Bereits jetzt bietet Rqmicro Kunden und Industriepartnern das neue Nachweisverfahren für Legionellen im Trinkwasser als Dienstleistung an. Die Zukunftspl?ne sind ehrgeizig: In einem ersten Schritt soll eine Labor-Messausrüstung auf den Markt kommen, welche die automatische, immunomagnetische Markierung und Isolierung von Krankheitserregern durchführt. Damit ist es nicht nur m?glich, Bakterien-Reinproben zu gewinnen, sondern auch andere Zellproben aufzureinigen. Langfristig ist geplant, in der zweiten Generation der Messger?te ein Keimdetektorsystem zu integrieren. ?Unser Ziel ist der Vertrieb von Produkten, die auf unseren Analysemethoden und Detektorsystemen basieren, für Labore, die Lebensmittel und Trinkwasser auf Keime hin untersuchen”, sagt Keserue.
Offiziell anerkannt
Rqmicro basiert auf der Dissertation, die Keserue zum Thema Schnelldetektion von Krankheitserregern mit Hilfe der Durchflusszytometrie w?hrend seiner T?tigkeit bei der Eawag geschrieben hat. Die Durchflusszytometrie ist eine laserbasierte, elektronische Technologie, die Zellen in einer beliebigen Probe innerhalb weniger Minuten z?hlt. Diese Methode setzt keine Zellkultivierung voraus und quantifiziert s?mtliche lebenden oder abgestorbenen Bakterien der betreffenden Probe. Mittels spezieller, fluoreszierender Farbstoffe k?nnen lebensf?hige Zellen auch von toten Zellen unterschieden werden.

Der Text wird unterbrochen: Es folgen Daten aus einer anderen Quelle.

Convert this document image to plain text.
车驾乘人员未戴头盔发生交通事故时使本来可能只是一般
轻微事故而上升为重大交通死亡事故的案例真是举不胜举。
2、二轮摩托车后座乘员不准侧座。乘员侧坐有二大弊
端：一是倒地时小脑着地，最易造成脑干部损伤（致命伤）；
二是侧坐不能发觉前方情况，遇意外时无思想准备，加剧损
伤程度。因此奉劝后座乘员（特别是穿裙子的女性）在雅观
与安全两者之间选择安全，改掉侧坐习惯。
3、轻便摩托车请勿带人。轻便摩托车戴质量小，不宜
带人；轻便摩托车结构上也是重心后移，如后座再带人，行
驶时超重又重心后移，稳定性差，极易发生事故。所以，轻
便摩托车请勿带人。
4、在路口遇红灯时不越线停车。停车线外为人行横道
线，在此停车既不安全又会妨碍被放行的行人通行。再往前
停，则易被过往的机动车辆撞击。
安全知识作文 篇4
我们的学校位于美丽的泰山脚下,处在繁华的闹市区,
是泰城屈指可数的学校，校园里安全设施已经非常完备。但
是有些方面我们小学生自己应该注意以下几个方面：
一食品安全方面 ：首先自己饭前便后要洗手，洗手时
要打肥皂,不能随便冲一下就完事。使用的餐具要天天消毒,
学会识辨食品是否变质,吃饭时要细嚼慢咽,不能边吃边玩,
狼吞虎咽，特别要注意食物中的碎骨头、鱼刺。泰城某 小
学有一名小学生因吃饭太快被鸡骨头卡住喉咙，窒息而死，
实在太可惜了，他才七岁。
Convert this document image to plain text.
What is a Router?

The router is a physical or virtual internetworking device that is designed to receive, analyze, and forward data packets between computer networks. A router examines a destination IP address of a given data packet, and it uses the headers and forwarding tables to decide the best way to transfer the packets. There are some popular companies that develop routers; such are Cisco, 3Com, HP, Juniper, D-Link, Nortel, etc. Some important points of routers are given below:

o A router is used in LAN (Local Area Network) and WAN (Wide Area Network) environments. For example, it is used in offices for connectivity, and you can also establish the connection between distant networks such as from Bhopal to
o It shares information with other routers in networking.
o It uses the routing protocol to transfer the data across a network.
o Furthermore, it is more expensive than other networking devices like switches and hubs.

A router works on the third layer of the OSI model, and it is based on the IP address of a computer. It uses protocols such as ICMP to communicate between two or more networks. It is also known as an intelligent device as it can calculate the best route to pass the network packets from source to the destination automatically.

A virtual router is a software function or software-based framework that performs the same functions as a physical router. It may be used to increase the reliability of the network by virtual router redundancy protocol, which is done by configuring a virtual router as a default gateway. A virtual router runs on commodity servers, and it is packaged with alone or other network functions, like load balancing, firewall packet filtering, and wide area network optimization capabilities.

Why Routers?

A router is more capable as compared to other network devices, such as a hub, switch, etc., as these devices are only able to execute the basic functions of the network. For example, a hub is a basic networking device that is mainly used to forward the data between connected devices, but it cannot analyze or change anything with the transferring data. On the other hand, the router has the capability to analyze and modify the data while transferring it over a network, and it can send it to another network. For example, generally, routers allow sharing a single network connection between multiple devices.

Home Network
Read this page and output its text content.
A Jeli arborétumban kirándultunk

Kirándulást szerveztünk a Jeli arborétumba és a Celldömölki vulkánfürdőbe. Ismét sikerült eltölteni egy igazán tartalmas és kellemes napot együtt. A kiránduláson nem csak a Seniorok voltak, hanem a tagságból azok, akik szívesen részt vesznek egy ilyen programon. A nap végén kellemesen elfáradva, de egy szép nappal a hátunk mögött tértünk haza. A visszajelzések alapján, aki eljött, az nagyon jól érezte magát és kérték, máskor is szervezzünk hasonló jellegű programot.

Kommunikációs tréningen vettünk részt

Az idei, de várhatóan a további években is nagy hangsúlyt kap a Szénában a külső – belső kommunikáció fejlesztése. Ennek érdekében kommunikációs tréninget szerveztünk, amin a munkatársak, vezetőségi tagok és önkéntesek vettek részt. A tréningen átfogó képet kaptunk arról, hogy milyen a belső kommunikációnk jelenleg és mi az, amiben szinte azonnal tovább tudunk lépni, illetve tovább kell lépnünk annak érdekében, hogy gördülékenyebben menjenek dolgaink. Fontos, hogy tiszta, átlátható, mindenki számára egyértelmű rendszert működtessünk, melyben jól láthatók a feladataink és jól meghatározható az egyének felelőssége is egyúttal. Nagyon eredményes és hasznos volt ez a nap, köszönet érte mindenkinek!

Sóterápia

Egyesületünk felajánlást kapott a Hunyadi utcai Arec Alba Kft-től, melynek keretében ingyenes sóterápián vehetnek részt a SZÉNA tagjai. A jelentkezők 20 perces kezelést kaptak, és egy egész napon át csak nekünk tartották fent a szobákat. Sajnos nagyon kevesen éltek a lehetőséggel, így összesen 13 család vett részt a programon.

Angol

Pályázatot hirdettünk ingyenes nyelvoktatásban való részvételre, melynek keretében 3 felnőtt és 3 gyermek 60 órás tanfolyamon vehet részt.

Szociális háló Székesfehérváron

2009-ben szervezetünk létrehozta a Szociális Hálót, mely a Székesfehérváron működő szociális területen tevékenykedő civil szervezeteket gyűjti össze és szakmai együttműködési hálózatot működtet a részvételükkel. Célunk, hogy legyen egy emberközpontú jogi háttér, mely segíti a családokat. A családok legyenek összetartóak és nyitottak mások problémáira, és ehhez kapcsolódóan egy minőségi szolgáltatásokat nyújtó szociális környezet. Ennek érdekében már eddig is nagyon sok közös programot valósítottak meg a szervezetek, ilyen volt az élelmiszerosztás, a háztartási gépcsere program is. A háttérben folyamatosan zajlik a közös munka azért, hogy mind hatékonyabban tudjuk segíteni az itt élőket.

Die neue mikrobiologische Messmethode, die an der Eawag entwickelt und sowohl in der Schweiz als auch im Ausland umfassend getestet wurde, wird nun offiziell für die Quantifizierung der Keimzellen-Gesamtmenge im Trinkwasser angewendet und wurde vom Bundesamt für Gesundheit ins Schweizerische Lebensmittelbuch aufgenommen.
?ber Rqmicro
Dieser ETH-Spin-off wurde im Mai 2013 gegründet und ist in einem der neuen ?Innovation and Entrepreneurship?-Labors (ieLab) auf dem 365体育直播_365体育投注-竞猜网投 H?nggerberg angesiedelt. Das Gründerteam – bestehend aus Hans-Anton Keserue (CEO), Daniel Schaffhauser (CTO) und David Bertsch (CSO) – verfügt über eine einzigartige Wissenskombination, Expertise und Know-How in den Fachbereichen Bioanalytik, Trinkwasser- und Lebensmittelmikrobiologie. Keserue hat im Jahr 2012 ein Pioneer Fellowship erhalten.